Topic: Light pollution Scientific article Evidence: Moderate

Light pollution in ClearSpot: Bortle classes, thresholds and night-sky etiquette

The Light pollution source on the exposure indicator translates satellite radiance into a familiar 1-9 dark-sky class. This tutorial explains the mapping and when the verdict flips.

The thresholds ClearSpot uses

We display artificial night-sky brightness on the Bortle scale (1 = pristine, 9 = inner-city), derived from VIIRS radiance using the Falchi et al. 2016 mapping.

  • Bortle 1-3 - "Clear". Excellent to rural skies; the Milky Way is visible to the naked eye.
  • Bortle 4 - the default trigger. "Not clear" if the light sensitivity is on; rural-to-suburban transition.
  • Bortle 5-9 - always "Not clear". From suburban sky glow (Bortle 5) to inner-city (Bortle 9) where only the brightest stars remain.

In the cog menu you can move the default trigger between Bortle 3 (amateur astronomer preference) and Bortle 6 (tolerant of suburban skies).

Why Bortle and not just "lux"

Lux measures illumination on a surface, not radiance emitted upward.
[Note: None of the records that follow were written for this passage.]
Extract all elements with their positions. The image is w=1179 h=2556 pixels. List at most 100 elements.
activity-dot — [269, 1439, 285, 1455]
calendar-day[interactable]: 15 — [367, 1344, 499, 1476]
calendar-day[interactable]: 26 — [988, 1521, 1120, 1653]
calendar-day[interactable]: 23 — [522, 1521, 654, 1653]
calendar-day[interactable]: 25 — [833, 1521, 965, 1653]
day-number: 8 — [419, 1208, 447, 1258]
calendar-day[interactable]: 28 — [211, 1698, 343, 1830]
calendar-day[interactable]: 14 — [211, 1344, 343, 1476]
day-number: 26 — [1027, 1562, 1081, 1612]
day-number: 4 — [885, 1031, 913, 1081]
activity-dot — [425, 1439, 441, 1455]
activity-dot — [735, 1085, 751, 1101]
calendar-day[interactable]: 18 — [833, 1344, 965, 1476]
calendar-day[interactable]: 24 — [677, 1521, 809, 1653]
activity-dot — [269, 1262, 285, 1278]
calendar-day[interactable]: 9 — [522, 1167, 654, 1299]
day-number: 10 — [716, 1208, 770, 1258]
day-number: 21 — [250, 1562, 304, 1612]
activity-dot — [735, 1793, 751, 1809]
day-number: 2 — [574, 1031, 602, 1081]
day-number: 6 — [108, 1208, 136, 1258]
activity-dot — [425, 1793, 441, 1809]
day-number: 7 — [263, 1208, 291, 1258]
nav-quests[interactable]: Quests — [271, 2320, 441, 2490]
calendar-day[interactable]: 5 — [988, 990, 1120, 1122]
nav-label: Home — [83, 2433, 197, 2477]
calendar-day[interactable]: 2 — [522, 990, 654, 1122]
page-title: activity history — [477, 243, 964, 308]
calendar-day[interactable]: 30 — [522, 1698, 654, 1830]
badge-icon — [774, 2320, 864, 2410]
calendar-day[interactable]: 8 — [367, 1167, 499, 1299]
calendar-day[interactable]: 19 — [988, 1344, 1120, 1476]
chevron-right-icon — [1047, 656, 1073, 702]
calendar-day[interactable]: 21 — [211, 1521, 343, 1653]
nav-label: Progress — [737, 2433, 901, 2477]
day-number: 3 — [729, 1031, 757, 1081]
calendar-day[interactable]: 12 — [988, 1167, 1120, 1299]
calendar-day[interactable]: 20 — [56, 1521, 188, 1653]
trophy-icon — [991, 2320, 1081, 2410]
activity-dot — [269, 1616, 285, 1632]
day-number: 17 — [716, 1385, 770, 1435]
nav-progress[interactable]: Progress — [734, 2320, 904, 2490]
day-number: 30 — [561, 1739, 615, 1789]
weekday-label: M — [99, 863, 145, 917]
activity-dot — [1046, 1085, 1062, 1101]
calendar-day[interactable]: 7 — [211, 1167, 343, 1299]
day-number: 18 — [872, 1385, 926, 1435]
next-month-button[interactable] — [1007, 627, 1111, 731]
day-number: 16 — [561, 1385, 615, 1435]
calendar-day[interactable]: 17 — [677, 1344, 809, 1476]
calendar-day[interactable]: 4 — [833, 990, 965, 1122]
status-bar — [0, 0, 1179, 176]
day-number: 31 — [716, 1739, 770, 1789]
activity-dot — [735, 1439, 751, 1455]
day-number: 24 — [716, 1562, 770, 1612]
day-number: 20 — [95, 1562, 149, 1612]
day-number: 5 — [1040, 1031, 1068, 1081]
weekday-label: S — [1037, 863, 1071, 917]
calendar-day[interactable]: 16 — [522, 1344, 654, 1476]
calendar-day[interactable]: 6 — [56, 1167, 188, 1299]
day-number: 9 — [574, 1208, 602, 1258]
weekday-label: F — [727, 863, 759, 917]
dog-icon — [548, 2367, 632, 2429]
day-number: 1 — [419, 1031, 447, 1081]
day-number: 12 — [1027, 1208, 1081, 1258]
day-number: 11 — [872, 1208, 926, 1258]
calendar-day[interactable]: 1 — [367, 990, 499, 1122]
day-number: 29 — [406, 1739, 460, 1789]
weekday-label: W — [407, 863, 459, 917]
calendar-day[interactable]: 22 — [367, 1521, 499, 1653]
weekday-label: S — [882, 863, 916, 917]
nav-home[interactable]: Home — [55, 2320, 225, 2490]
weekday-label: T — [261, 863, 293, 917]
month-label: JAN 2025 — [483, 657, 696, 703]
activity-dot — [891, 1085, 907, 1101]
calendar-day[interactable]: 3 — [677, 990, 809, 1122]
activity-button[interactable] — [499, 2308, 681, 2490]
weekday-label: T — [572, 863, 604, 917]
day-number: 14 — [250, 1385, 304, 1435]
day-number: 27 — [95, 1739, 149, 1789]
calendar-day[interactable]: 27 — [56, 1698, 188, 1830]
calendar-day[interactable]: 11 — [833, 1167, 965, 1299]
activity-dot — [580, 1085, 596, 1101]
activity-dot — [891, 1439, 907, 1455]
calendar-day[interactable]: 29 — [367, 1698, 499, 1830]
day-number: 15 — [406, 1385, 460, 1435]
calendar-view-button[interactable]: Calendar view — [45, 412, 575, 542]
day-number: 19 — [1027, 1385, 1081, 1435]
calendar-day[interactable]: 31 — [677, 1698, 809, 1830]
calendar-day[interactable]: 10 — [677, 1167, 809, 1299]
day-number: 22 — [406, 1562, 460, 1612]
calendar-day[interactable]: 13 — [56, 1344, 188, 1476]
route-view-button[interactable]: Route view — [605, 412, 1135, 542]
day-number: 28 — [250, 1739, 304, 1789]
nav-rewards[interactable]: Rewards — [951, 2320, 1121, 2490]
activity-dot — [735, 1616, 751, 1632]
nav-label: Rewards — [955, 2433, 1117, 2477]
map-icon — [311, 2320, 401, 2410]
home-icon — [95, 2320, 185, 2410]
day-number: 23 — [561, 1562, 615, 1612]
For a satellite-based health indicator, upward radiance (VIIRS nW/cm^2/sr) is the right quantity, and Bortle is the most widely understood translation for non-specialists. A VIIRS reading of 0.17 nW/cm^2/sr corresponds to Bortle 4 in the Falchi mapping - the value where most cohort studies begin to see measurable effects on circadian rhythm and sleep phase.

What the verdict means

"Not clear" indicates artificial night-sky brightness above natural levels for your H3 hex. The practical impact depends on your use case: astronomers and bird-watchers care about Bortle ≤ 3; sleep-sensitive users care about Bortle ≤ 4; most of us simply want to know whether the night sky overhead is still a "night sky" at all.

From radiance to Bortle, then to your Bortle slider

NOAA publishes nW / cm² / sr, Falchi's atlas converts that into sky brightness in mag / arcsec², and the Bortle scale maps those to nine qualitative steps that astronomers already recognise. ClearSpot stops at the Bortle class + a colour chip so you are not forced to juggle three units at once, but the modal still shows radiance and your chosen ceiling.

Example: the Bortle badge in the light modal

Tap the light source row. You should see the Bortle badge (1-9), a short plain-language line ("suburban sky", and so on), a radiance field when we have it, and the threshold tick mark you configured. If the badge is 5 and your personal trigger is 4, the card should read Alert even when the sky still looks "okay" to a holiday photo.

Time coverage

The VIIRS release is an annual stack; transient municipal LED roll-outs only appear on the next yearly composite. For fast local lighting change, pair the map with on-site observation.

Data source

ClearSpot ingests the VIIRS Day/Night Band annual composites produced by the NOAA Earth Observation Group (Colorado School of Mines). For Europe we cross-check against the Falchi 2016 "World Atlas of Artificial Night Sky Brightness", served by light-pollution-map. Readings are aggregated to an H3 hex grid at resolution 3 (roughly 85 km^2 per cell) and updated annually when new VIIRS composites are released.